Love Fern (#6/52)
Around the time we first met, my would-be husband gave me a potted orchid and said, “Here, I got you this fern.”
I still have that “fern” and tend to it. Orchids are the trickiest of plants. The “fern” followed me to a new house, into our new marriage, up on an open shelf for a while, and now into our bright sunroom (where, oddly, it seems happiest and grows the most tendrils and new leaves. Orchids are supposed to thrive in darker light and more moist air. But I tend to watch plants to see what they do before following any straight forward horticulture directions, and this one likes more sunlight).

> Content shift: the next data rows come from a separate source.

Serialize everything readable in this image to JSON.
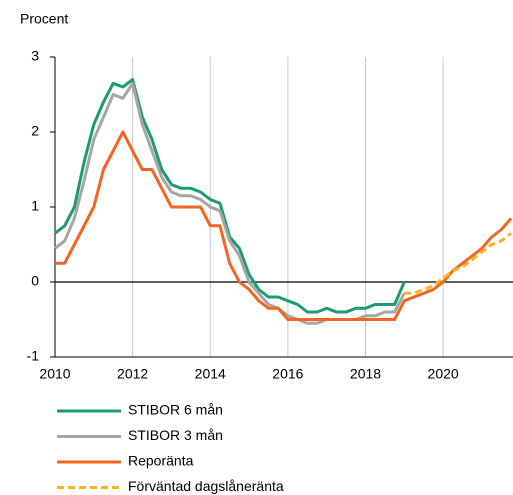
{
  "chart_data": {
    "type": "line",
    "y_label": "Procent",
    "x": [
      2010,
      2010.25,
      2010.5,
      2010.75,
      2011,
      2011.25,
      2011.5,
      2011.75,
      2012,
      2012.25,
      2012.5,
      2012.75,
      2013,
      2013.25,
      2013.5,
      2013.75,
      2014,
      2014.25,
      2014.5,
      2014.75,
      2015,
      2015.25,
      2015.5,
      2015.75,
      2016,
      2016.25,
      2016.5,
      2016.75,
      2017,
      2017.25,
      2017.5,
      2017.75,
      2018,
      2018.25,
      2018.5,
      2018.75,
      2019,
      2019.25,
      2019.5,
      2019.75,
      2020,
      2020.25,
      2020.5,
      2020.75,
      2021,
      2021.25,
      2021.5,
      2021.75
    ],
    "series": [
      {
        "name": "STIBOR 6 mån",
        "color": "#1b9c74",
        "dash": false,
        "values": [
          0.65,
          0.75,
          1.0,
          1.6,
          2.1,
          2.4,
          2.65,
          2.6,
          2.7,
          2.2,
          1.9,
          1.5,
          1.3,
          1.25,
          1.25,
          1.2,
          1.1,
          1.05,
          0.6,
          0.45,
          0.1,
          -0.1,
          -0.2,
          -0.2,
          -0.25,
          -0.3,
          -0.4,
          -0.4,
          -0.35,
          -0.4,
          -0.4,
          -0.35,
          -0.35,
          -0.3,
          -0.3,
          -0.3,
          0.0,
          null,
          null,
          null,
          null,
          null,
          null,
          null,
          null,
          null,
          null,
          null
        ]
      },
      {
        "name": "STIBOR 3 mån",
        "color": "#a6a6a6",
        "dash": false,
        "values": [
          0.45,
          0.55,
          0.85,
          1.35,
          1.9,
          2.2,
          2.5,
          2.45,
          2.65,
          2.1,
          1.75,
          1.4,
          1.2,
          1.15,
          1.15,
          1.1,
          1.0,
          0.95,
          0.55,
          0.35,
          0.0,
          -0.15,
          -0.3,
          -0.35,
          -0.45,
          -0.5,
          -0.55,
          -0.55,
          -0.5,
          -0.5,
          -0.5,
          -0.5,
          -0.45,
          -0.45,
          -0.4,
          -0.4,
          -0.15,
          null,
          null,
          null,
          null,
          null,
          null,
          null,
          null,
          null,
          null,
          null
        ]
      },
      {
        "name": "Reporänta",
        "color": "#f26522",
        "dash": false,
        "values": [
          0.25,
          0.25,
          0.5,
          0.75,
          1.0,
          1.5,
          1.75,
          2.0,
          1.75,
          1.5,
          1.5,
          1.25,
          1.0,
          1.0,
          1.0,
          1.0,
          0.75,
          0.75,
          0.25,
          0.0,
          -0.1,
          -0.25,
          -0.35,
          -0.35,
          -0.5,
          -0.5,
          -0.5,
          -0.5,
          -0.5,
          -0.5,
          -0.5,
          -0.5,
          -0.5,
          -0.5,
          -0.5,
          -0.5,
          -0.25,
          -0.2,
          -0.15,
          -0.1,
          0.0,
          0.15,
          0.25,
          0.35,
          0.45,
          0.6,
          0.7,
          0.85
        ]
      },
      {
        "name": "Förväntad dagslåneränta",
        "color": "#fbb324",
        "dash": true,
        "values": [
          null,
          null,
          null,
          null,
          null,
          null,
          null,
          null,
          null,
          null,
          null,
          null,
          null,
          null,
          null,
          null,
          null,
          null,
          null,
          null,
          null,
          null,
          null,
          null,
          null,
          null,
          null,
          null,
          null,
          null,
          null,
          null,
          null,
          null,
          null,
          null,
          -0.15,
          -0.15,
          -0.1,
          -0.05,
          0.05,
          0.15,
          0.2,
          0.3,
          0.4,
          0.5,
          0.55,
          0.65
        ]
      }
    ],
    "xlim": [
      2010,
      2021.8
    ],
    "xticks": [
      2010,
      2012,
      2014,
      2016,
      2018,
      2020
    ],
    "ylim": [
      -1,
      3
    ],
    "yticks": [
      -1,
      0,
      1,
      2,
      3
    ],
    "grid": true
  }
}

But this is my new love fern, for this Valentine’s.
I definitely could not have told you that the fern-bearer in a tank top and a backwards hat would become my best companion and forever person, but I’m exceedingly grateful that he did.

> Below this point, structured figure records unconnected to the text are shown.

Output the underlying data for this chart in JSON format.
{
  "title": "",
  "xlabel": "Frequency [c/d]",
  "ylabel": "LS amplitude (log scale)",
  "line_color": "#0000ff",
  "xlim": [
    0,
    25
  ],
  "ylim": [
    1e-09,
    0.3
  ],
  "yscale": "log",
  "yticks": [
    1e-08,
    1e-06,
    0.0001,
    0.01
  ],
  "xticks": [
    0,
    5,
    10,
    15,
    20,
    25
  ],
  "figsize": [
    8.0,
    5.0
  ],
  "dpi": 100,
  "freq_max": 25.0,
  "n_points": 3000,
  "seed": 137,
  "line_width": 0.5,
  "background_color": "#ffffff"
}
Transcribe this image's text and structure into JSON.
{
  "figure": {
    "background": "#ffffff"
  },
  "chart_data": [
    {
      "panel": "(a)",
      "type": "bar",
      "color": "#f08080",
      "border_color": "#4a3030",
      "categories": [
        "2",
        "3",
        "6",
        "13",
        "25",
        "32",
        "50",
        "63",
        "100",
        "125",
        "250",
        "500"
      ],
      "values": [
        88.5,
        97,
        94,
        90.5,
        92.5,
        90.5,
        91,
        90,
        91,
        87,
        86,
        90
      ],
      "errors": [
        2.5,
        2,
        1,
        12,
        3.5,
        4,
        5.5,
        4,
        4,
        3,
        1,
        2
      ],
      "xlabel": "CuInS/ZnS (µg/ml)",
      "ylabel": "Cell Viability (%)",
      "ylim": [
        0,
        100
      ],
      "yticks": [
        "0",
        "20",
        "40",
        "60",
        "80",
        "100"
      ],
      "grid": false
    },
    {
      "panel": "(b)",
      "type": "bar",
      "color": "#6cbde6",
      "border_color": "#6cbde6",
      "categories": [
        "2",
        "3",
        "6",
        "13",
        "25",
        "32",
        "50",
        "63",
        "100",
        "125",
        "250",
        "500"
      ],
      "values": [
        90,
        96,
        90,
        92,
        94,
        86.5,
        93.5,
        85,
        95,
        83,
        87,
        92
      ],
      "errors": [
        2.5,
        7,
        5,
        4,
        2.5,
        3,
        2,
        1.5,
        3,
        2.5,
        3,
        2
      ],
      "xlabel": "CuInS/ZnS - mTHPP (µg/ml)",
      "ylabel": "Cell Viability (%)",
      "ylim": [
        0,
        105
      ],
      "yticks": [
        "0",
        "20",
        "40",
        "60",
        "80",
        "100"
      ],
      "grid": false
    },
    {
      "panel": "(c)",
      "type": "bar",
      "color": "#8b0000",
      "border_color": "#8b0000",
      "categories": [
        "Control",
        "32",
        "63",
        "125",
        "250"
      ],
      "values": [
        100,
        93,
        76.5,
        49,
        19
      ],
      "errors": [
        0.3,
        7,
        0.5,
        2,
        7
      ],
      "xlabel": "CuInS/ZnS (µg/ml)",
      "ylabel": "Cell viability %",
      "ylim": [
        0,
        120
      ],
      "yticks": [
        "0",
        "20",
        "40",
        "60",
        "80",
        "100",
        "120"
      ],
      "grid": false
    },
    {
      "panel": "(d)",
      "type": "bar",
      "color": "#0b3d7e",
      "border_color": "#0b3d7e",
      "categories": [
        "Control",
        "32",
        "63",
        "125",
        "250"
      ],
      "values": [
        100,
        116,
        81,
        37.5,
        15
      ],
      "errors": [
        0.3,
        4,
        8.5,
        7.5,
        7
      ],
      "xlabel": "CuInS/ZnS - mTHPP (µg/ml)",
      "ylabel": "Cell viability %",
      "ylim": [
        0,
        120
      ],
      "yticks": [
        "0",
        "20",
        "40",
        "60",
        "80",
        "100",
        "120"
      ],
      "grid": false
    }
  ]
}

I’ve mostly been reflecting about justice issues here, and that’s fine, but I also wanted to write on something personal. After all, “Justice is what love looks like in public, and tenderness is how love feels in private.” — Dr. Cornel West.

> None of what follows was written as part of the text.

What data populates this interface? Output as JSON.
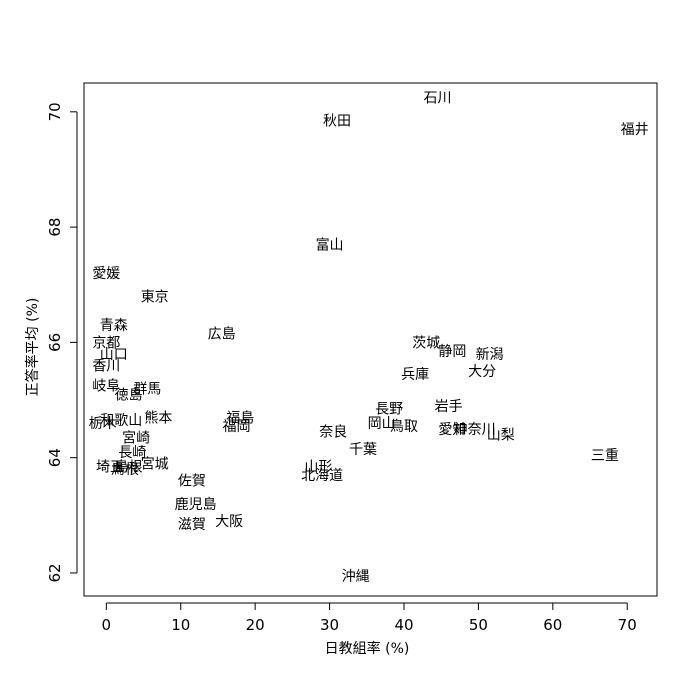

In the last month, we’ve been living in a world of tenderness and justice, of harshness and injustice, and we’re coming to terms with what they all mean to our marriage and how they grow in us new roots and rays. To those who have been aside us and also giving us so much tenderness and kindness, know how thankful we are for you and that we appreciate all of it. Every bit of love. Every inch of justice.